For Peirce, Logic equals Semiotic because the three kinds of symbols — inferences, propositions and logical terms — all share the same semiotical syntax and are all built out from the same simpler indexical and iconic signs. A term  is "generalized" far beyond Frege’s propositional function to become an "unsaturated" rhematic symbol, the predicate of the broadly conceived "saturated" proposition or dicent symbol (which can be even a portrait with a name underneath). Accordingly, an inference or argument symbol is considered as a conditional (if... then) proposition, where the consequent is a predicate (a sign) of the antecedent. I attempted to show elsewhere (Serson, forthcoming) that these claims may be formalized with the aid of lattices which exhibit the relations between the ten classes of signs described in 1902 (Peirce 1931-1966, 2: 138-150, i.e., CP 2.233-65). All this may help us to understand how almost every perceptual and cognitive human activity articulates (i) iconic representation  with (ii) propositional representation and (iii) inference making (either abduction, deduction, or induction).


References

Dennett, Daniel
       1990  La stratégie de l’interprète. Paris: Gallimard.

Fetzer, James H.
       1993  Philosophy and cognitive science. New York: Paragon House.

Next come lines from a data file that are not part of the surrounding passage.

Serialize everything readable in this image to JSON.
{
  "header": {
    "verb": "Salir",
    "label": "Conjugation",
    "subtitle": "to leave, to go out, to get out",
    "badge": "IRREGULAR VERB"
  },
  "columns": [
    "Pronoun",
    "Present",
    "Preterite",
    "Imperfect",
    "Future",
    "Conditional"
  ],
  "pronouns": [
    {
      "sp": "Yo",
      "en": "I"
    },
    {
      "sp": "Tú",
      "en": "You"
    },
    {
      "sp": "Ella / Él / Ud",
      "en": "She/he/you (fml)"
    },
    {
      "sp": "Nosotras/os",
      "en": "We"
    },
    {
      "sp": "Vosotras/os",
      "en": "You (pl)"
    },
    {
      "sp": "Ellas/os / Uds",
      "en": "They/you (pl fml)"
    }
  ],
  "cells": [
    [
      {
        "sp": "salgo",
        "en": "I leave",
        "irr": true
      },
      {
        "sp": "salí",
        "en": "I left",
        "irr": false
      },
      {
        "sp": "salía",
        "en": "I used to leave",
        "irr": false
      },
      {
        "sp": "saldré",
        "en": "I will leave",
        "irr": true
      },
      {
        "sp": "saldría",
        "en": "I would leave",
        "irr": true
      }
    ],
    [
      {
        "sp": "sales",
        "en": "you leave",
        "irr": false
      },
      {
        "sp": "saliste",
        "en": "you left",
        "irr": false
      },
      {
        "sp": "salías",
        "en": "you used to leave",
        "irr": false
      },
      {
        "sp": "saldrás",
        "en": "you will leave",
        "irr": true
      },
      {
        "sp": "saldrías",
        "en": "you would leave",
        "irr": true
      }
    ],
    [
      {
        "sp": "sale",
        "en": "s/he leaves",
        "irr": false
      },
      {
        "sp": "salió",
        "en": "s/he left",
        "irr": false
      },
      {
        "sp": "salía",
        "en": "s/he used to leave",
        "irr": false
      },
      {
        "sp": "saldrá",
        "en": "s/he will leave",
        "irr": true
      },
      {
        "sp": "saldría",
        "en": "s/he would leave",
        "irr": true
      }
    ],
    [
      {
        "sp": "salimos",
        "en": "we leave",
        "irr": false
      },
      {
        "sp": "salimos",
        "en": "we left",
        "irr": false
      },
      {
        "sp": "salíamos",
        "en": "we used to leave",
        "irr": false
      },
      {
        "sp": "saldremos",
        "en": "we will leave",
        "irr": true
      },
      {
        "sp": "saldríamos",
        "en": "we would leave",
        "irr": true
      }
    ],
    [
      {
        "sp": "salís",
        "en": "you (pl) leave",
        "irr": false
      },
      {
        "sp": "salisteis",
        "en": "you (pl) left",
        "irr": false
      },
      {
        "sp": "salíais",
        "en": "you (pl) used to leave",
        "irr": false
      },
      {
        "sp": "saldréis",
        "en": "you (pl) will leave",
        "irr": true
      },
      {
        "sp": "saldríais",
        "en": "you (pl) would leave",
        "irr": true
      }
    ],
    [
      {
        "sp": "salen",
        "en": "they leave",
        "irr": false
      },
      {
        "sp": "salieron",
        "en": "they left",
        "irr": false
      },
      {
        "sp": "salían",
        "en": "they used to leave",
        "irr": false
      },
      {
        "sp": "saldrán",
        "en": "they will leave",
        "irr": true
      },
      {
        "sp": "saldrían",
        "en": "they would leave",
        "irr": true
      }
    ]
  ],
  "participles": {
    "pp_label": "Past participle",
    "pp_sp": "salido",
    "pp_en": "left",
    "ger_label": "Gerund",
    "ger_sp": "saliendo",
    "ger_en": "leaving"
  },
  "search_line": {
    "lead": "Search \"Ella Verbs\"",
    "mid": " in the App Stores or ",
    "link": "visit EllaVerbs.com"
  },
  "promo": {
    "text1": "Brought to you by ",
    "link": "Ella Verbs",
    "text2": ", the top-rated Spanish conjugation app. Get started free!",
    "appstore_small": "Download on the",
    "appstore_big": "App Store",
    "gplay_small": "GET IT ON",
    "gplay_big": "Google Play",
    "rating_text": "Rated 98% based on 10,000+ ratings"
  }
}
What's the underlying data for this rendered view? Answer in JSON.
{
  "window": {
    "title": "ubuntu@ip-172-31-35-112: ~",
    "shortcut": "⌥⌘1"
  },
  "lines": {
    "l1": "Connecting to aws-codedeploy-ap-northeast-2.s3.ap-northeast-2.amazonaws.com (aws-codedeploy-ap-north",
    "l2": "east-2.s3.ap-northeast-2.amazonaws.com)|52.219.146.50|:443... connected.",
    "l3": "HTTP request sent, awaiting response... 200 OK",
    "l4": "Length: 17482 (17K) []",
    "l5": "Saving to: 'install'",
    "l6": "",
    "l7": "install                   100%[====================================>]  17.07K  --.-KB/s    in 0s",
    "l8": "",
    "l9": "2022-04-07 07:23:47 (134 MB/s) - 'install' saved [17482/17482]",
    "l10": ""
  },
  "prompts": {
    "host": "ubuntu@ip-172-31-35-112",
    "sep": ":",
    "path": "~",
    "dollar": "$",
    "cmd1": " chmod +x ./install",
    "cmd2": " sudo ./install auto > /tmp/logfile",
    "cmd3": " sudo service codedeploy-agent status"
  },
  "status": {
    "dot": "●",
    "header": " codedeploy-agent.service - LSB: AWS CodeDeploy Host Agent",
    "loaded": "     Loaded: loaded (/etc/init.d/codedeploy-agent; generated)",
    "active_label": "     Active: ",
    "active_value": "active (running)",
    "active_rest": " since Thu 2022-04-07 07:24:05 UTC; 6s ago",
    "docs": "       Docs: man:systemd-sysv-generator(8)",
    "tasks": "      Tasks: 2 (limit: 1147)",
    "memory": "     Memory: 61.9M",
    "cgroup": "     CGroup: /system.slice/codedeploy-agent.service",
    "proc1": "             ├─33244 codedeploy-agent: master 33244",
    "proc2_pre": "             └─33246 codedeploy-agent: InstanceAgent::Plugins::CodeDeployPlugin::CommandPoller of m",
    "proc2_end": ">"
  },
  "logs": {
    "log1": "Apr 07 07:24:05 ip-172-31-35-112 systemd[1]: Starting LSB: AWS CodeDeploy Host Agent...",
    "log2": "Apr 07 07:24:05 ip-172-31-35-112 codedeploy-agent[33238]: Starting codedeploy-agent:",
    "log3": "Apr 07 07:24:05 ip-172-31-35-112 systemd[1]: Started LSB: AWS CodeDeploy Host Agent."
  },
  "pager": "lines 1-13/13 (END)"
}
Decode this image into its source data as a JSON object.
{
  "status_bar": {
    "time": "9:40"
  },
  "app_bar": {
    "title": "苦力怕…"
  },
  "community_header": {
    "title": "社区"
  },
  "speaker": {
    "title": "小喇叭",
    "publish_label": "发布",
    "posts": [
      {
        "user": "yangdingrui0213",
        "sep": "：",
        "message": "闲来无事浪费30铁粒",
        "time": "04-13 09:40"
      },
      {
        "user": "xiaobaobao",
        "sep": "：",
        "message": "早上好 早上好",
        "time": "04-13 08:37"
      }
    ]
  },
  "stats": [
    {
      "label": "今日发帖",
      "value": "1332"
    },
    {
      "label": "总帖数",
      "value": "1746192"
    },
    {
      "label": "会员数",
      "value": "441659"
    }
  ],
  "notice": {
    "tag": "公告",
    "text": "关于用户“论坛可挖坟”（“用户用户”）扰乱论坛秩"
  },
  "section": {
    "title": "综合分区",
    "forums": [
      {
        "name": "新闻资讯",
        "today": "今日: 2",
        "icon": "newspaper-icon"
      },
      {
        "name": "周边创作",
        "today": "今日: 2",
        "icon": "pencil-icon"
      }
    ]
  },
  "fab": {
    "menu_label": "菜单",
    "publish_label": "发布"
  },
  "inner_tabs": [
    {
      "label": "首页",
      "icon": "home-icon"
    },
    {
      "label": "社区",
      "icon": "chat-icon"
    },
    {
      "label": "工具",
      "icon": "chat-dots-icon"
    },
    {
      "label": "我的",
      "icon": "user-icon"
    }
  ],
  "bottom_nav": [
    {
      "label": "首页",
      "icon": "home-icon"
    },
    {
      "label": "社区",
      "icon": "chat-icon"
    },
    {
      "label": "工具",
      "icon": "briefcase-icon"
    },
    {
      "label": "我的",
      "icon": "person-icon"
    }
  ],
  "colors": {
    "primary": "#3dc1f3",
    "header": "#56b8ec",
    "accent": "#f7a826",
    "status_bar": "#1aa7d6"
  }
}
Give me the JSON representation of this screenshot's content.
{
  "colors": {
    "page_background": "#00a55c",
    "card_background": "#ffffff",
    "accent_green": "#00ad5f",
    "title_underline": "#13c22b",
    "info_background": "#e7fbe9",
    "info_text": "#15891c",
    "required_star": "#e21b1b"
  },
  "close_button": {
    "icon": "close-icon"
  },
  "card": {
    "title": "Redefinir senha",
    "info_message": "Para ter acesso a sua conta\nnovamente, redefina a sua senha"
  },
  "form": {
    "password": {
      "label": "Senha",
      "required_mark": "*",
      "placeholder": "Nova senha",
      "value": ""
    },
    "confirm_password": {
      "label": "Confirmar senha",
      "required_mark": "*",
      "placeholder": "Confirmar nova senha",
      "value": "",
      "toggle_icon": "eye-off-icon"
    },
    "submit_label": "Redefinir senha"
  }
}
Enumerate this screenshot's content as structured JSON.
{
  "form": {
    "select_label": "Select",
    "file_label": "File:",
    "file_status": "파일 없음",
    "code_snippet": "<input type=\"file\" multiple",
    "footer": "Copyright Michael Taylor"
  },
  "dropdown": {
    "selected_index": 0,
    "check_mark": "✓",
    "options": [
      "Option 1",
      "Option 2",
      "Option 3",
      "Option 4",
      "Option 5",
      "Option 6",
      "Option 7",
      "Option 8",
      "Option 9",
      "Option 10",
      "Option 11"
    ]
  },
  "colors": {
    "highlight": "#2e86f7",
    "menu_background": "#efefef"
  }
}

Fodor, Jerry and Brian P. McLaughlin
       1990  "Connectionism and the problem of systematicity: Why Smolensky’s      solution doesn’t work", Cognition 35: 183-204.

Peirce, Charles S.
       1931-1966  The collected papers of C. S. Peirce. 8 vols. C. Hartshorne, P. Weiss, and A. W. Burks (eds.). Cambridge, MA: The Belknap Press.
Serson, Breno
       (forthcoming)  "On Peirce’s Pure Grammar as a general theory of cognition.                       Semiotica.

Smolensky, Paul
       1988  "On proper treatment of connectionism", Behavioral and Brain Sciences     11(1): 3-31.

Thagard, Paul
       1988  Computational philosophy of science. Cambridge, MA: MIT Press.